John Goddard, Loudon County
Rain totaling .9 inches helped crops this week. Temperatures were above 90 degrees every day. Wheat harvest is slowing, with some areas yielding a record 100+ bushels per acre. Soybeans look good now that it’s rained. I saw some early blooms on soybeans this week!
Jonathan Rhea, Monroe County
Corn is starting to twist in spots in fields and is a sure sign we need some moisture.
Jerry Lamb, Rhea County
Afternoon pop-up showers improved soil moisture conditions in a few areas; however, overall dry to extremely dry conditions continue. Hay yields are looking to be, on average, 40 percent lower. Pasture conditions are declining. Some producers are feeding hay, starting to liquidate livestock, or looking to purchase hay.

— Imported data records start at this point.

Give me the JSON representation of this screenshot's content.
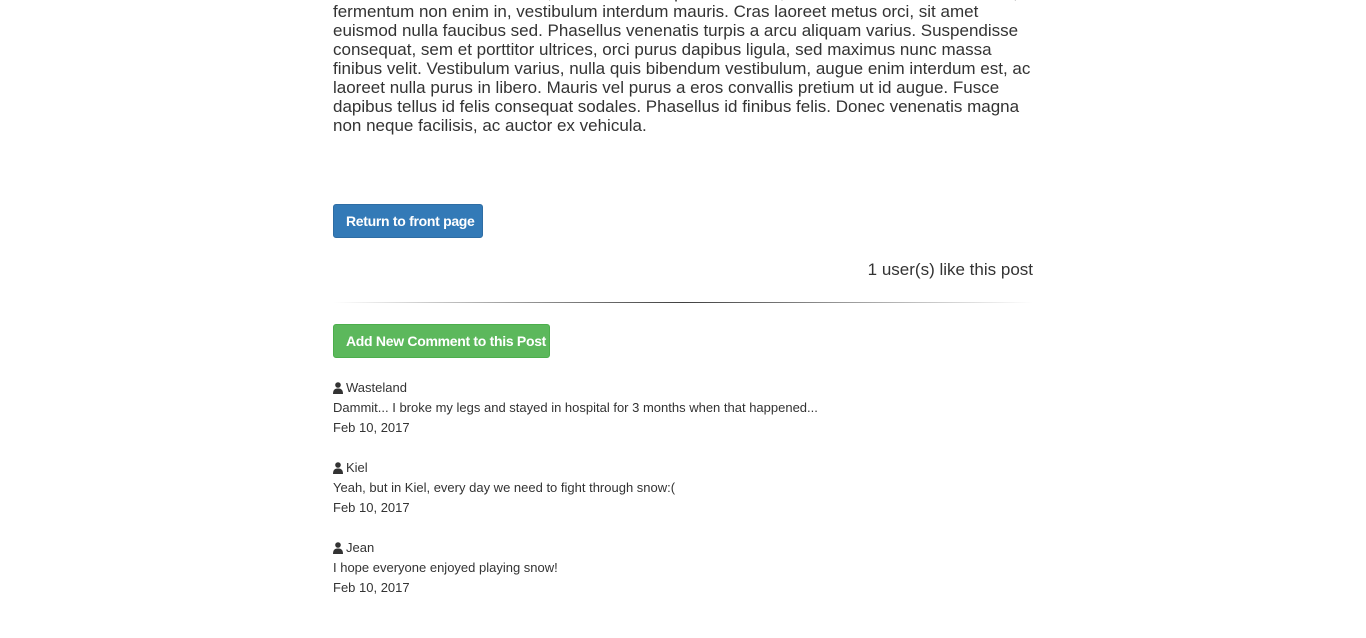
{
  "post": {
    "body": "eu lacus. Nunc libero mauris, lacinia ullamcorper mollis non, dictum et est. Morbi eros ante, fermentum non enim in, vestibulum interdum mauris. Cras laoreet metus orci, sit amet euismod nulla faucibus sed. Phasellus venenatis turpis a arcu aliquam varius. Suspendisse consequat, sem et porttitor ultrices, orci purus dapibus ligula, sed maximus nunc massa finibus velit. Vestibulum varius, nulla quis bibendum vestibulum, augue enim interdum est, ac laoreet nulla purus in libero. Mauris vel purus a eros convallis pretium ut id augue. Fusce dapibus tellus id felis consequat sodales. Phasellus id finibus felis. Donec venenatis magna non neque facilisis, ac auctor ex vehicula.",
    "return_label": "Return to front page",
    "likes_text": "1 user(s) like this post"
  },
  "comments_section": {
    "add_comment_label": "Add New Comment to this Post",
    "items": [
      {
        "author": "Wasteland",
        "text": "Dammit... I broke my legs and stayed in hospital for 3 months when that happened...",
        "date": "Feb 10, 2017"
      },
      {
        "author": "Kiel",
        "text": "Yeah, but in Kiel, every day we need to fight through snow:(",
        "date": "Feb 10, 2017"
      },
      {
        "author": "Jean",
        "text": "I hope everyone enjoyed playing snow!",
        "date": "Feb 10, 2017"
      }
    ]
  },
  "icons": {
    "comment_author": "user-icon"
  },
  "colors": {
    "primary": "#337ab7",
    "success": "#5cb85c",
    "text": "#333333"
  }
}
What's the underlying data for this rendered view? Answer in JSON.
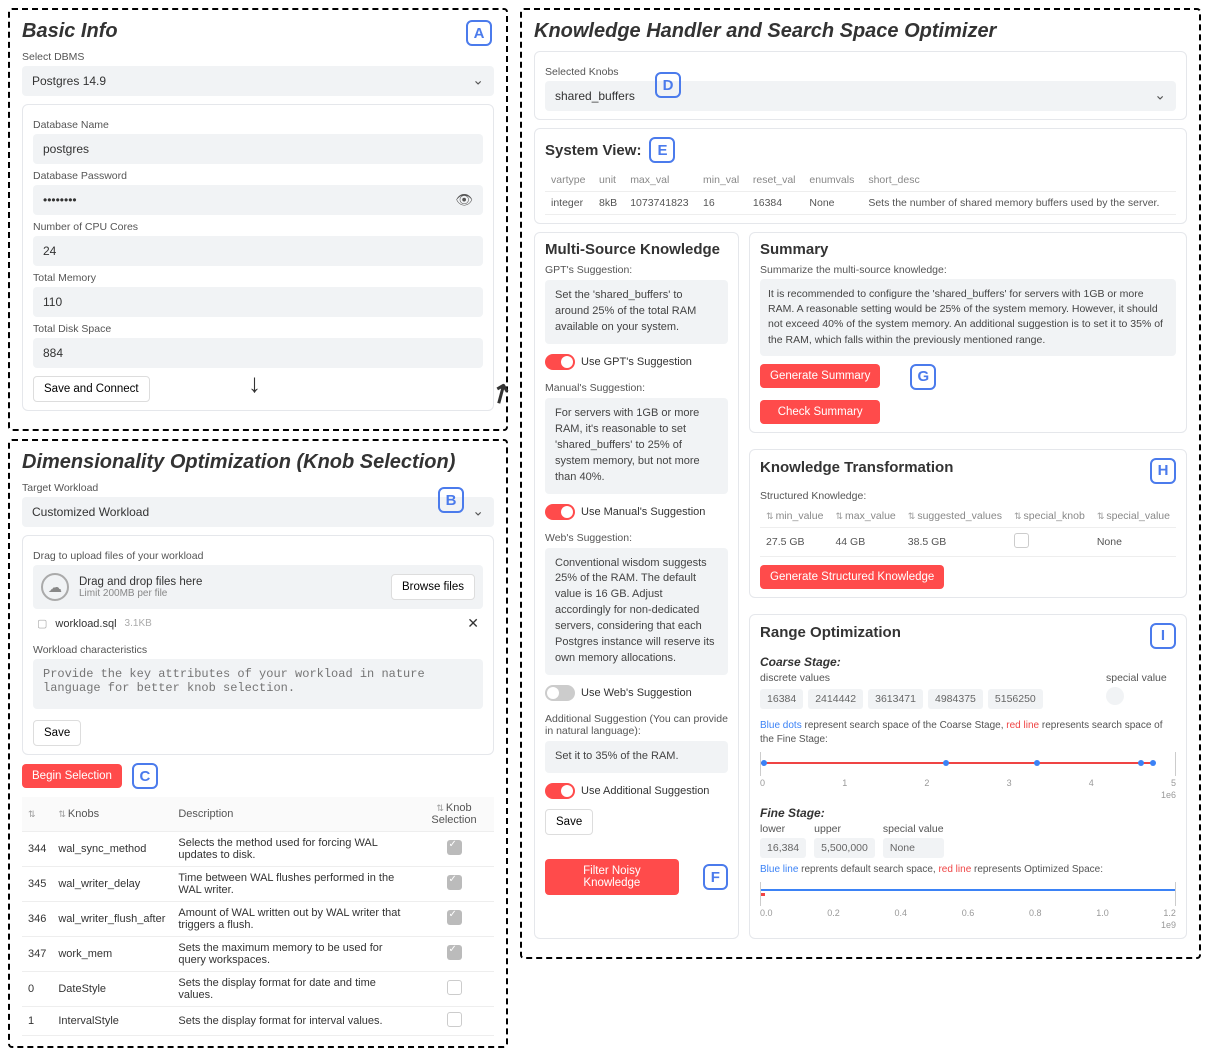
{
  "basicInfo": {
    "title": "Basic Info",
    "badge": "A",
    "dbmsLabel": "Select DBMS",
    "dbmsValue": "Postgres 14.9",
    "dbNameLabel": "Database Name",
    "dbNameValue": "postgres",
    "dbPassLabel": "Database Password",
    "dbPassValue": "••••••••",
    "cpuLabel": "Number of CPU Cores",
    "cpuValue": "24",
    "memLabel": "Total Memory",
    "memValue": "110",
    "diskLabel": "Total Disk Space",
    "diskValue": "884",
    "saveBtn": "Save and Connect"
  },
  "dimOpt": {
    "title": "Dimensionality Optimization (Knob Selection)",
    "badgeB": "B",
    "badgeC": "C",
    "targetLabel": "Target Workload",
    "targetValue": "Customized Workload",
    "uploadHint": "Drag to upload files of your workload",
    "dropTitle": "Drag and drop files here",
    "dropLimit": "Limit 200MB per file",
    "browseBtn": "Browse files",
    "fileName": "workload.sql",
    "fileSize": "3.1KB",
    "charLabel": "Workload characteristics",
    "charPlaceholder": "Provide the key attributes of your workload in nature language for better knob selection.",
    "saveBtn": "Save",
    "beginBtn": "Begin Selection",
    "cols": {
      "idx": "",
      "knobs": "Knobs",
      "desc": "Description",
      "sel": "Knob Selection"
    },
    "rows": [
      {
        "i": "344",
        "k": "wal_sync_method",
        "d": "Selects the method used for forcing WAL updates to disk.",
        "on": true
      },
      {
        "i": "345",
        "k": "wal_writer_delay",
        "d": "Time between WAL flushes performed in the WAL writer.",
        "on": true
      },
      {
        "i": "346",
        "k": "wal_writer_flush_after",
        "d": "Amount of WAL written out by WAL writer that triggers a flush.",
        "on": true
      },
      {
        "i": "347",
        "k": "work_mem",
        "d": "Sets the maximum memory to be used for query workspaces.",
        "on": true
      },
      {
        "i": "0",
        "k": "DateStyle",
        "d": "Sets the display format for date and time values.",
        "on": false
      },
      {
        "i": "1",
        "k": "IntervalStyle",
        "d": "Sets the display format for interval values.",
        "on": false
      }
    ]
  },
  "kh": {
    "title": "Knowledge Handler and Search Space Optimizer",
    "selKnobsLabel": "Selected Knobs",
    "selKnobsValue": "shared_buffers",
    "badgeD": "D",
    "sysView": {
      "title": "System View:",
      "badge": "E",
      "cols": [
        "vartype",
        "unit",
        "max_val",
        "min_val",
        "reset_val",
        "enumvals",
        "short_desc"
      ],
      "row": [
        "integer",
        "8kB",
        "1073741823",
        "16",
        "16384",
        "None",
        "Sets the number of shared memory buffers used by the server."
      ]
    },
    "multi": {
      "title": "Multi-Source Knowledge",
      "gptLabel": "GPT's Suggestion:",
      "gptText": "Set the 'shared_buffers' to around 25% of the total RAM available on your system.",
      "gptToggle": "Use GPT's Suggestion",
      "manLabel": "Manual's Suggestion:",
      "manText": "For servers with 1GB or more RAM, it's reasonable to set 'shared_buffers' to 25% of system memory, but not more than 40%.",
      "manToggle": "Use Manual's Suggestion",
      "webLabel": "Web's Suggestion:",
      "webText": "Conventional wisdom suggests 25% of the RAM. The default value is 16 GB. Adjust accordingly for non-dedicated servers, considering that each Postgres instance will reserve its own memory allocations.",
      "webToggle": "Use Web's Suggestion",
      "addLabel": "Additional Suggestion (You can provide in natural language):",
      "addText": "Set it to 35% of the RAM.",
      "addToggle": "Use Additional Suggestion",
      "saveBtn": "Save",
      "filterBtn": "Filter Noisy Knowledge",
      "badgeF": "F"
    },
    "summary": {
      "title": "Summary",
      "sub": "Summarize the multi-source knowledge:",
      "text": "It is recommended to configure the 'shared_buffers' for servers with 1GB or more RAM. A reasonable setting would be 25% of the system memory. However, it should not exceed 40% of the system memory. An additional suggestion is to set it to 35% of the RAM, which falls within the previously mentioned range.",
      "genBtn": "Generate Summary",
      "chkBtn": "Check Summary",
      "badgeG": "G"
    },
    "ktrans": {
      "title": "Knowledge Transformation",
      "sub": "Structured Knowledge:",
      "badgeH": "H",
      "cols": [
        "min_value",
        "max_value",
        "suggested_values",
        "special_knob",
        "special_value"
      ],
      "row": [
        "27.5 GB",
        "44 GB",
        "38.5 GB",
        "",
        "None"
      ],
      "genBtn": "Generate Structured Knowledge"
    },
    "range": {
      "title": "Range Optimization",
      "badgeI": "I",
      "coarseLabel": "Coarse Stage:",
      "discreteLabel": "discrete values",
      "spValLabel": "special value",
      "discrete": [
        "16384",
        "2414442",
        "3613471",
        "4984375",
        "5156250"
      ],
      "coarseNote1": "Blue dots",
      "coarseNote2": " represent search space of the Coarse Stage, ",
      "coarseNote3": "red line",
      "coarseNote4": " represents search space of the Fine Stage:",
      "coarseAxis": [
        "0",
        "1",
        "2",
        "3",
        "4",
        "5"
      ],
      "coarseAxisUnit": "1e6",
      "fineLabel": "Fine Stage:",
      "lowerLabel": "lower",
      "upperLabel": "upper",
      "lower": "16,384",
      "upper": "5,500,000",
      "spVal": "None",
      "fineNote1": "Blue line",
      "fineNote2": " reprents default search space, ",
      "fineNote3": "red line",
      "fineNote4": " represents Optimized Space:",
      "fineAxis": [
        "0.0",
        "0.2",
        "0.4",
        "0.6",
        "0.8",
        "1.0",
        "1.2"
      ],
      "fineAxisUnit": "1e9"
    }
  }
}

Chris Ramsey, Sullivan County
Rains have been elective in coverage resulting in some areas being much drier.
Kevin Jacob Boone, Hancock County
Had some light showers this week so most of every day was suited for work. A lot of hay has been put up this past week and most fields have bounced back quickly. Most of the corn has been planted and has started growing really well. So far none has twisted up yet during the day. Cattle and other livestock seem to be in really good shape and have plenty of grass to graze.
Continued dry weather over most of the State last week allowed producers to make great harvest progress with wheat and hay, and had the additional effect of preventing producers from planting soybeans following wheat because of the dry soil. With some scattered showers, early planted corn is tasseling while other corn is twisting and beginning to show signs of heat stress. There were 6.2 days suitable for field work.
Topsoil moisture was 6 percent very short, 29 percent short, 59 percent adequate and 6 percent surplus. Subsoil moisture levels were 5 percent very short, 28 percent short, 63 percent adequate, and 4 percent surplus.